The new Congress and president-elect have a broad, aggressive, anti-environment agenda. Donald Trump has promised to scrap the Paris agreement, repeal all climate regulations, and approve every oil pipeline he can find. Congressional Republicans have spent years practicing for this moment by passing bills that eviscerate the government’s power to regulate pollution. And it’s sure to get worse as Trump fills his cabinet with fossil fuel magnates and climate science deniers.
But amid all the depressing news, there were a handful of election results that offer a glimmer of hope. At least five candidates with strong climate credentials won offices in Congress, and they have an impressive range of personal and political backgrounds. Here’s a quick overview of the newest congressional climate hawks.
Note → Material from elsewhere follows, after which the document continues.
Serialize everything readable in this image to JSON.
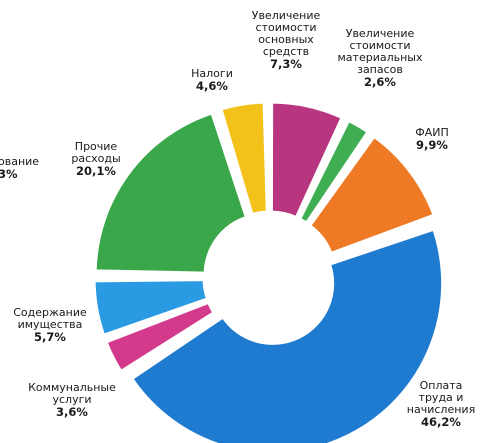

Chris Van Hollen: Van Hollen is a progressive from the Maryland suburbs of Washington, D.C., who just won election to the Senate. He served for the last 13 years in the House of Representatives, where he co-chaired the Bicameral Task Force on Climate Change and the Renewable Energy and Energy Efficiency Caucus. When he served in Maryland’s legislature, he helped pass a comprehensive package of tax incentives to support clean energy.
Kamala Harris: Sen. Barbara Boxer, the longtime climate leader from California, is retiring. Her replacement is Harris, the Golden State’s attorney general and a charismatic African-American woman. Harris excited the state’s climate activists earlier this year when she launched an investigation into whether ExxonMobil lied about climate science. Her environmental platform included calling for carbon pricing and a raft of proposals to address California’s water shortage.
Nanette Barragán: Barragán ran a pro-climate congressional campaign in California’s 44th district. Barragán, a Latina lawyer and former member of the Hermosa Beach City Council, helped lead a successful campaign to stop new oil drilling in the city. She also helped pass a ban on plastic bags and backed the city’s goal of getting carbon neutral by 2020.
Salud Carbajal: Another Latino climate leader from California, Carbajal is a supervisor in Santa Barbara County. Climate Hawks Vote backed Carbajal because he stood up against fracking, fighting for a ballot measure to ban it in 2014, even as it went down to defeat.
Brad Schneider: While congressional climate hawks tend to cluster on the coasts, you can find some in the Midwest. One is Illinois congressman Brad Schneider, who lost his House seat in 2014 but just reclaimed it last week. During his previous two-year term, Schneider racked up an impressive LCV score of 90 percent.